This second PCC will build upon the already successful London Bridge Risk PCC (LBR) and will offer numerous extensions in the coverage it can write and the way in which those obligations can be funded, alongside an improved execution of collateralised transactions.
Lloyd’s second PCC (LB2) will provide an access point for qualifying institutional investors to deploy funds in a tax transparent way within the Lloyd’s market. Lloyd’s members and managing agents will be able to use LB2 to manage their capital and risk management requirements by attracting new sources of capital and reinsurance protection.
LB2 is also authorised for three additional capacities:
For a Corporate Member, in addition to writing quota share reinsurance, it will also be able to write excess of loss coverages.
For a syndicate, it will be able to provide collateralised reinsurance, on both an excess of loss and quota share basis.
For all structures it will be able to fund the reinsurance obligation through the offer, by the segregated cells of the PCC, of either preference share or debt securities.

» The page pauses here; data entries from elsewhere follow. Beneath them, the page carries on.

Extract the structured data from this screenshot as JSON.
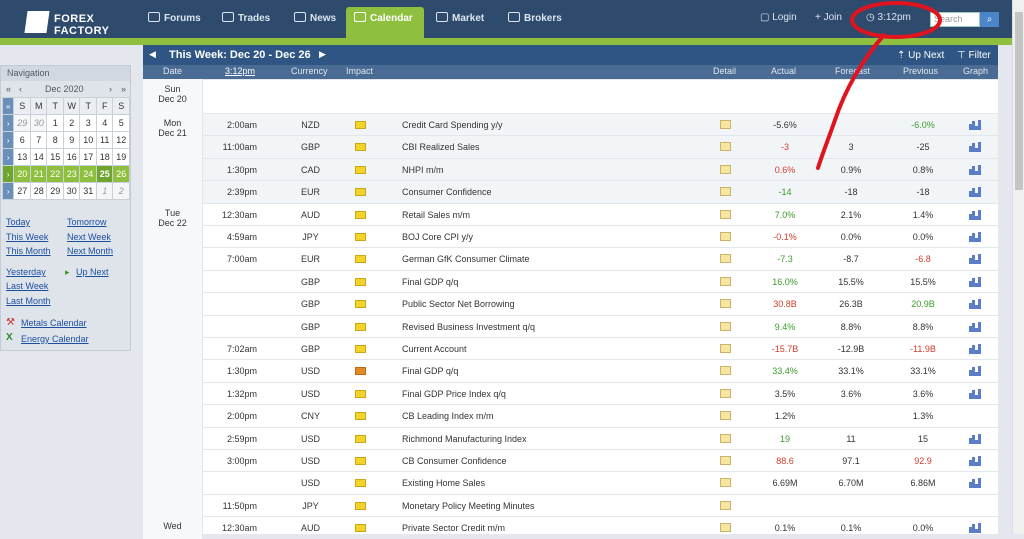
{
  "header": {
    "logo": {
      "line1": "FOREX",
      "line2": "FACTORY"
    },
    "tabs": [
      {
        "label": "Forums"
      },
      {
        "label": "Trades"
      },
      {
        "label": "News"
      },
      {
        "label": "Calendar"
      },
      {
        "label": "Market"
      },
      {
        "label": "Brokers"
      }
    ],
    "login": "Login",
    "join": "Join",
    "time": "3:12pm",
    "search_placeholder": "Search",
    "search_icon": "magnifier-icon"
  },
  "nav": {
    "title": "Navigation",
    "month": "Dec 2020",
    "prev": "«",
    "prev2": "‹",
    "next": "›",
    "next2": "»",
    "days": [
      "S",
      "M",
      "T",
      "W",
      "T",
      "F",
      "S"
    ],
    "weeks": [
      [
        "29",
        "30",
        "1",
        "2",
        "3",
        "4",
        "5"
      ],
      [
        "6",
        "7",
        "8",
        "9",
        "10",
        "11",
        "12"
      ],
      [
        "13",
        "14",
        "15",
        "16",
        "17",
        "18",
        "19"
      ],
      [
        "20",
        "21",
        "22",
        "23",
        "24",
        "25",
        "26"
      ],
      [
        "27",
        "28",
        "29",
        "30",
        "31",
        "1",
        "2"
      ]
    ],
    "links": {
      "today": "Today",
      "tomorrow": "Tomorrow",
      "this_week": "This Week",
      "next_week": "Next Week",
      "this_month": "This Month",
      "next_month": "Next Month",
      "yesterday": "Yesterday",
      "up_next": "Up Next",
      "last_week": "Last Week",
      "last_month": "Last Month",
      "metals": "Metals Calendar",
      "energy": "Energy Calendar"
    }
  },
  "week": {
    "label": "This Week: Dec 20 - Dec 26",
    "up_next": "Up Next",
    "filter": "Filter"
  },
  "columns": {
    "date": "Date",
    "time": "3:12pm",
    "currency": "Currency",
    "impact": "Impact",
    "detail": "Detail",
    "actual": "Actual",
    "forecast": "Forecast",
    "previous": "Previous",
    "graph": "Graph"
  },
  "days": [
    {
      "day": "Sun",
      "date": "Dec 20",
      "rows": []
    },
    {
      "day": "Mon",
      "date": "Dec 21",
      "rows": [
        {
          "time": "2:00am",
          "cur": "NZD",
          "impact": "low",
          "event": "Credit Card Spending y/y",
          "actual": "-5.6%",
          "actual_color": "neutral",
          "forecast": "",
          "previous": "-6.0%",
          "prev_color": "green",
          "graph": true
        },
        {
          "time": "11:00am",
          "cur": "GBP",
          "impact": "low",
          "event": "CBI Realized Sales",
          "actual": "-3",
          "actual_color": "red",
          "forecast": "3",
          "previous": "-25",
          "prev_color": "neutral",
          "graph": true
        },
        {
          "time": "1:30pm",
          "cur": "CAD",
          "impact": "low",
          "event": "NHPI m/m",
          "actual": "0.6%",
          "actual_color": "red",
          "forecast": "0.9%",
          "previous": "0.8%",
          "prev_color": "neutral",
          "graph": true
        },
        {
          "time": "2:39pm",
          "cur": "EUR",
          "impact": "low",
          "event": "Consumer Confidence",
          "actual": "-14",
          "actual_color": "green",
          "forecast": "-18",
          "previous": "-18",
          "prev_color": "neutral",
          "graph": true
        }
      ]
    },
    {
      "day": "Tue",
      "date": "Dec 22",
      "rows": [
        {
          "time": "12:30am",
          "cur": "AUD",
          "impact": "low",
          "event": "Retail Sales m/m",
          "actual": "7.0%",
          "actual_color": "green",
          "forecast": "2.1%",
          "previous": "1.4%",
          "prev_color": "neutral",
          "graph": true
        },
        {
          "time": "4:59am",
          "cur": "JPY",
          "impact": "low",
          "event": "BOJ Core CPI y/y",
          "actual": "-0.1%",
          "actual_color": "red",
          "forecast": "0.0%",
          "previous": "0.0%",
          "prev_color": "neutral",
          "graph": true
        },
        {
          "time": "7:00am",
          "cur": "EUR",
          "impact": "low",
          "event": "German GfK Consumer Climate",
          "actual": "-7.3",
          "actual_color": "green",
          "forecast": "-8.7",
          "previous": "-6.8",
          "prev_color": "red",
          "graph": true
        },
        {
          "time": "",
          "cur": "GBP",
          "impact": "low",
          "event": "Final GDP q/q",
          "actual": "16.0%",
          "actual_color": "green",
          "forecast": "15.5%",
          "previous": "15.5%",
          "prev_color": "neutral",
          "graph": true
        },
        {
          "time": "",
          "cur": "GBP",
          "impact": "low",
          "event": "Public Sector Net Borrowing",
          "actual": "30.8B",
          "actual_color": "red",
          "forecast": "26.3B",
          "previous": "20.9B",
          "prev_color": "green",
          "graph": true
        },
        {
          "time": "",
          "cur": "GBP",
          "impact": "low",
          "event": "Revised Business Investment q/q",
          "actual": "9.4%",
          "actual_color": "green",
          "forecast": "8.8%",
          "previous": "8.8%",
          "prev_color": "neutral",
          "graph": true
        },
        {
          "time": "7:02am",
          "cur": "GBP",
          "impact": "low",
          "event": "Current Account",
          "actual": "-15.7B",
          "actual_color": "red",
          "forecast": "-12.9B",
          "previous": "-11.9B",
          "prev_color": "red",
          "graph": true
        },
        {
          "time": "1:30pm",
          "cur": "USD",
          "impact": "medium",
          "event": "Final GDP q/q",
          "actual": "33.4%",
          "actual_color": "green",
          "forecast": "33.1%",
          "previous": "33.1%",
          "prev_color": "neutral",
          "graph": true
        },
        {
          "time": "1:32pm",
          "cur": "USD",
          "impact": "low",
          "event": "Final GDP Price Index q/q",
          "actual": "3.5%",
          "actual_color": "neutral",
          "forecast": "3.6%",
          "previous": "3.6%",
          "prev_color": "neutral",
          "graph": true
        },
        {
          "time": "2:00pm",
          "cur": "CNY",
          "impact": "low",
          "event": "CB Leading Index m/m",
          "actual": "1.2%",
          "actual_color": "neutral",
          "forecast": "",
          "previous": "1.3%",
          "prev_color": "neutral",
          "graph": false
        },
        {
          "time": "2:59pm",
          "cur": "USD",
          "impact": "low",
          "event": "Richmond Manufacturing Index",
          "actual": "19",
          "actual_color": "green",
          "forecast": "11",
          "previous": "15",
          "prev_color": "neutral",
          "graph": true
        },
        {
          "time": "3:00pm",
          "cur": "USD",
          "impact": "low",
          "event": "CB Consumer Confidence",
          "actual": "88.6",
          "actual_color": "red",
          "forecast": "97.1",
          "previous": "92.9",
          "prev_color": "red",
          "graph": true
        },
        {
          "time": "",
          "cur": "USD",
          "impact": "low",
          "event": "Existing Home Sales",
          "actual": "6.69M",
          "actual_color": "neutral",
          "forecast": "6.70M",
          "previous": "6.86M",
          "prev_color": "neutral",
          "graph": true
        },
        {
          "time": "11:50pm",
          "cur": "JPY",
          "impact": "low",
          "event": "Monetary Policy Meeting Minutes",
          "actual": "",
          "actual_color": "neutral",
          "forecast": "",
          "previous": "",
          "prev_color": "neutral",
          "graph": false
        }
      ]
    },
    {
      "day": "Wed",
      "date": "",
      "rows": [
        {
          "time": "12:30am",
          "cur": "AUD",
          "impact": "low",
          "event": "Private Sector Credit m/m",
          "actual": "0.1%",
          "actual_color": "neutral",
          "forecast": "0.1%",
          "previous": "0.0%",
          "prev_color": "neutral",
          "graph": true
        }
      ]
    }
  ],
  "colors": {
    "navy": "#2e4a6d",
    "green": "#8fbf3f",
    "annotation": "#e0141e"
  }
}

Lloyd’s of London has also developed a set of mandatory terms for the principal transaction documentation alongside th PRA and FCA. These will provide greater commercial flexibility while maintaining regulatory compliance. This will be conducted through a Scope of Permissions that enables new cells to be set up and reinsurance written without any additional regulatory approval – providing these permissions are complied with.
The insurance management services for LB2 will be provided by Artex Capital Solutions, who are the market leaders in the management of ILS vehicles and operate across multiple jurisdictions.